Irish Austerity Measures Offer Preview For U.S.

Ireland has managed to negotiate a €85 billion ($115 billion) EU/IMF bailout to save itself from bankruptcy. In addition, the Irish government plans to slash €15 billion from its deficits over the next four years, with the harshest cuts and tax hikes slated for the next budget, which will be published December 7.

The pain of such cuts — or so-called 'austerity measures'— will be widespread and they will lower the standards of living of almost the entire Irish population, some 4.5 million people.

There will be cuts to welfare, pensions, and other public programs. The government has no choice; it's 2010 deficit is 32 percent of GDP, the highest in Europe since World War II.

Prime Minister Brian Cowen is proposing €4.5 billion in spending cuts and raising an extra €1.5 billion in taxes. That will put a tremendous burden on Irish citizens.

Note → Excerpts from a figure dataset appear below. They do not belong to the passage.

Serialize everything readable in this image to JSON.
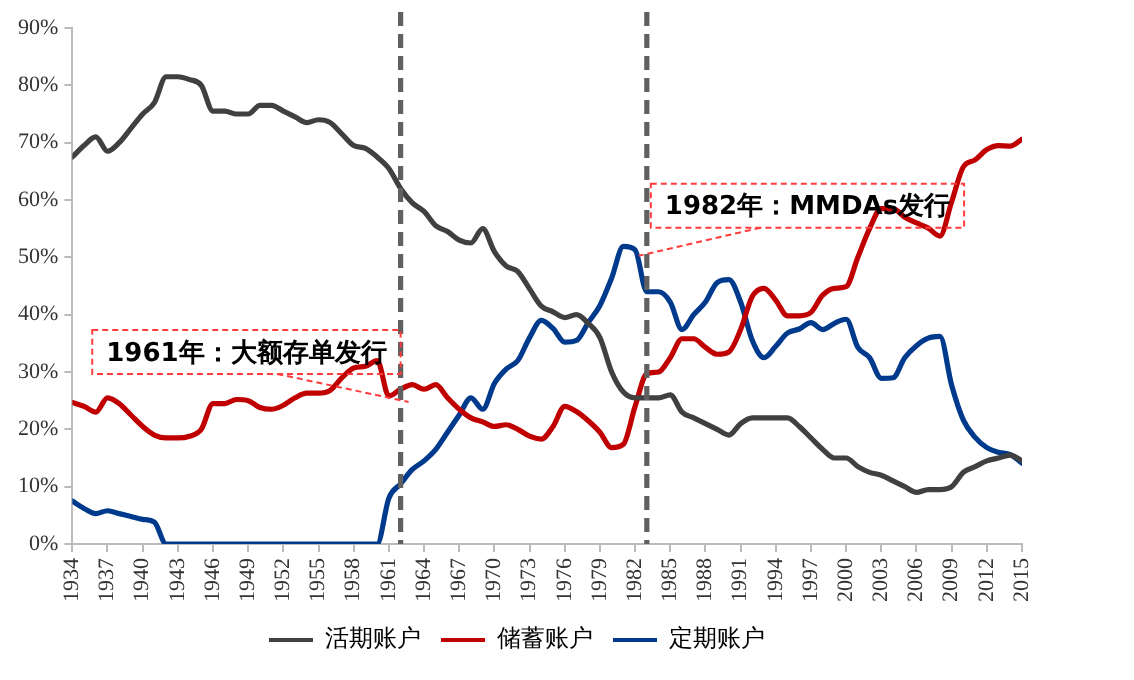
{
  "chart_data": {
    "type": "line",
    "x": [
      1934,
      1935,
      1936,
      1937,
      1938,
      1939,
      1940,
      1941,
      1942,
      1943,
      1944,
      1945,
      1946,
      1947,
      1948,
      1949,
      1950,
      1951,
      1952,
      1953,
      1954,
      1955,
      1956,
      1957,
      1958,
      1959,
      1960,
      1961,
      1962,
      1963,
      1964,
      1965,
      1966,
      1967,
      1968,
      1969,
      1970,
      1971,
      1972,
      1973,
      1974,
      1975,
      1976,
      1977,
      1978,
      1979,
      1980,
      1981,
      1982,
      1983,
      1984,
      1985,
      1986,
      1987,
      1988,
      1989,
      1990,
      1991,
      1992,
      1993,
      1994,
      1995,
      1996,
      1997,
      1998,
      1999,
      2000,
      2001,
      2002,
      2003,
      2004,
      2005,
      2006,
      2007,
      2008,
      2009,
      2010,
      2011,
      2012,
      2013,
      2014,
      2015
    ],
    "series": [
      {
        "name": "活期账户",
        "color": "#404040",
        "values": [
          67.5,
          69.5,
          71,
          68.5,
          70,
          72.5,
          75,
          77,
          81.5,
          81.5,
          81,
          80,
          75.5,
          75.5,
          75,
          75,
          76.5,
          76.5,
          75.5,
          74.5,
          73.5,
          74,
          73.5,
          71.5,
          69.5,
          69,
          67.5,
          65.5,
          62,
          59.5,
          58,
          55.5,
          54.5,
          53,
          52.5,
          55,
          51,
          48.5,
          47.5,
          44.5,
          41.5,
          40.5,
          39.5,
          40,
          38.5,
          36,
          30,
          26.5,
          25.5,
          25.5,
          25.5,
          26,
          23,
          22,
          21,
          20,
          19,
          21,
          22,
          22,
          22,
          22,
          20.5,
          18.5,
          16.5,
          15,
          15,
          13.5,
          12.5,
          12,
          11,
          10,
          9,
          9.5,
          9.5,
          10,
          12.5,
          13.5,
          14.5,
          15,
          15.5,
          14.5
        ]
      },
      {
        "name": "储蓄账户",
        "color": "#c00000",
        "values": [
          24.7,
          24,
          23,
          25.5,
          24.5,
          22.5,
          20.5,
          19,
          18.5,
          18.5,
          18.8,
          20,
          24.5,
          24.5,
          25.2,
          25,
          23.8,
          23.5,
          24.2,
          25.5,
          26.3,
          26.3,
          26.8,
          29,
          30.7,
          31,
          32,
          25.8,
          27,
          27.8,
          27,
          27.8,
          25.5,
          23.5,
          22,
          21.3,
          20.5,
          20.8,
          20,
          18.8,
          18.3,
          20.5,
          24,
          23.1,
          21.5,
          19.5,
          16.8,
          17.4,
          24,
          29.7,
          30,
          32.5,
          35.8,
          35.8,
          34.3,
          33.1,
          33.5,
          37.4,
          43.2,
          44.6,
          42.5,
          39.8,
          39.8,
          40.4,
          43.4,
          44.6,
          44.9,
          50,
          55,
          58.5,
          58.5,
          57,
          56,
          55.1,
          53.7,
          59.7,
          65.8,
          67,
          68.8,
          69.5,
          69.4,
          70.6
        ]
      },
      {
        "name": "定期账户",
        "color": "#003a8c",
        "values": [
          7.5,
          6.2,
          5.3,
          5.8,
          5.3,
          4.8,
          4.3,
          3.8,
          0,
          0,
          0,
          0,
          0,
          0,
          0,
          0,
          0,
          0,
          0,
          0,
          0,
          0,
          0,
          0,
          0,
          0,
          0,
          8,
          10.5,
          13,
          14.5,
          16.5,
          19.5,
          22.5,
          25.5,
          23.5,
          28,
          30.5,
          32,
          36,
          39,
          37.6,
          35.2,
          35.5,
          38.6,
          41.6,
          46.4,
          51.9,
          51.3,
          44,
          44,
          42.2,
          37.4,
          40,
          42.2,
          45.6,
          46.1,
          42.2,
          35.5,
          32.5,
          34.5,
          36.8,
          37.5,
          38.6,
          37.4,
          38.5,
          39.2,
          34.3,
          32.5,
          28.9,
          29,
          32.5,
          34.6,
          35.9,
          36.2,
          27.7,
          21.6,
          18.6,
          16.8,
          16,
          15.6,
          14.1
        ]
      }
    ],
    "xlim": [
      1934,
      2015
    ],
    "xticks": [
      1934,
      1937,
      1940,
      1943,
      1946,
      1949,
      1952,
      1955,
      1958,
      1961,
      1964,
      1967,
      1970,
      1973,
      1976,
      1979,
      1982,
      1985,
      1988,
      1991,
      1994,
      1997,
      2000,
      2003,
      2006,
      2009,
      2012,
      2015
    ],
    "ylim": [
      0,
      90
    ],
    "yticks": [
      {
        "value": 0,
        "label": "0%"
      },
      {
        "value": 10,
        "label": "10%"
      },
      {
        "value": 20,
        "label": "20%"
      },
      {
        "value": 30,
        "label": "30%"
      },
      {
        "value": 40,
        "label": "40%"
      },
      {
        "value": 50,
        "label": "50%"
      },
      {
        "value": 60,
        "label": "60%"
      },
      {
        "value": 70,
        "label": "70%"
      },
      {
        "value": 80,
        "label": "80%"
      },
      {
        "value": 90,
        "label": "90%"
      }
    ],
    "ref_lines": [
      {
        "axis": "x",
        "value": 1962,
        "label": "1961年：大额存单发行",
        "color": "#606060",
        "line_style": "dashed"
      },
      {
        "axis": "x",
        "value": 1983,
        "label": "1982年：MMDAs发行",
        "color": "#606060",
        "line_style": "dashed"
      }
    ],
    "grid": false,
    "legend": "bottom",
    "marker": "none",
    "line_style": "solid"
  }
}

What's more, the bailout only raises the possibility of a future default since the banking sector’s losses will be transferred to the state. That means the Irish people are now fully responsible.

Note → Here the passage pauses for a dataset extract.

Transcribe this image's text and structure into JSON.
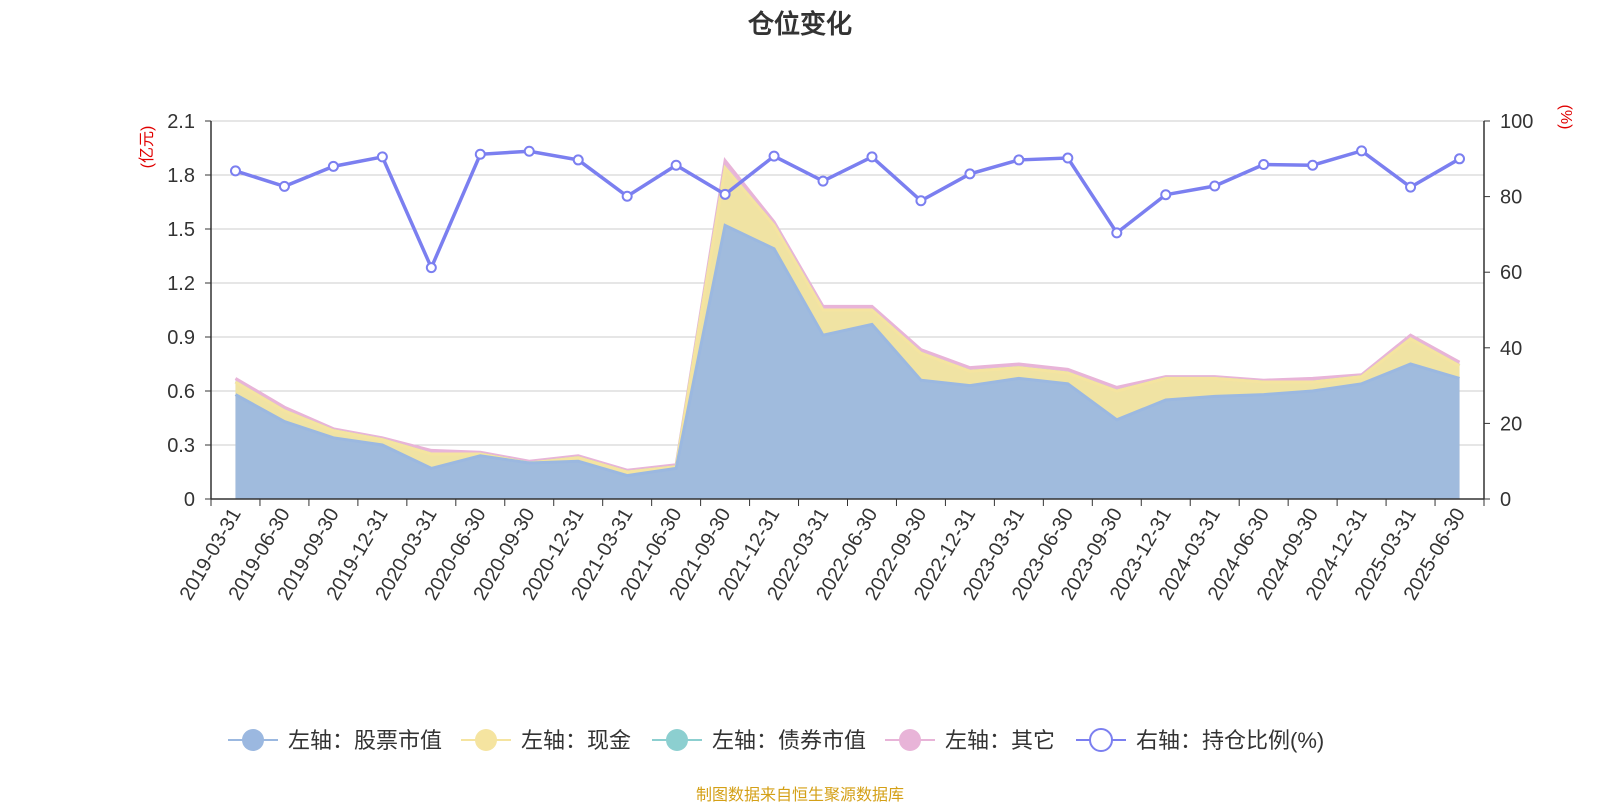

Like all European governments, the Irish austerity measures will only undermine growth, thereby lowering tax revenues. That in turn will just lead to further deficits. Think of it as a cycle of indebtedness.

Receiving an €85 billion ($115 billion) bailout will significantly increase Ireland’s debt-to-GDP ratio. Irish debt will equal 50% of its GDP.

Irish media report that the EU-IMF fund could charge interest rates of up to 6.7 percent, higher than the 5.2 percent that applied to Greece's €110 billion bailout in May.

This bailout is not a solution. It is a path to perpetual indebtedness. This plan only pushes Irish debt further off into the future, while making it even larger due to added interest payments. Such a bailout is not a plan for retiring Irish debt. It is merely a plan for delaying and enlarging it, making the current situation even worse.

If you're wondering why this matters to you, it's because these sorts of austerity measures will soon be coming to America.

Though projected to be lower than anticipated, the fiscal 2011 budget deficit will once again exceed $1 trillion, largely due to shrinking revenues. With fewer people working and millions earning less than in previous years, there is less tax money being collected by the government.

When you add the costs of two unfunded wars, absolutely massive additional defense expenditures, and expanding entitlements, you have a recipe for disaster. Current deficits and the mounting debt are simply unsustainable.

The National Commission on Fiscal Responsibility and Reform, better known as the debt or deficit commission, has proposed making nearly $4 trillion in cuts over the next decade.

The plan has already infuriated nearly everyone cross the political spectrum. That's because the proposed cuts will be quite painful and are sure to offend or outrage just about everyone.

All of the sacred cows have been put on the chopping block, including defense, Social Security, Medicare, and assorted tax breaks and deductions.

Entitlement cuts won't just piss off grandma and grandpa either; they'll outrage anyone over 50, or anyone who's been paying into the system for 20 years or more. And those folks vote.

So as we witness protests, marches, strikes and even violence across the European continent, it will be interesting to see how Americans react when they eventually realize that their taxes are going to be raised and their services reduced.

The politicians have so far avoided these eventualities, and they fear enacting them for political reasons. Tax hikes and budget cuts aren't exactly vote getters. But the longer Congress puts them off, the worse the problems — and their eventual outcomes — become.

As it stands, the debt commission projects that the interest on the debt could reach $1 trillion by 2020 if Congress doesn't act immediately.

But in America, political expediency has always trumped the bitter reality of sound, yet painful, decision-making. How soon will Congress have the courage and conviction to do what Ireland and the rest of Europe are already doing?

Tax hikes and budget cuts will amount to some very bitter medicine because they will constrict the economy and further shrink GDP.

There are no good choices; just ugly ones.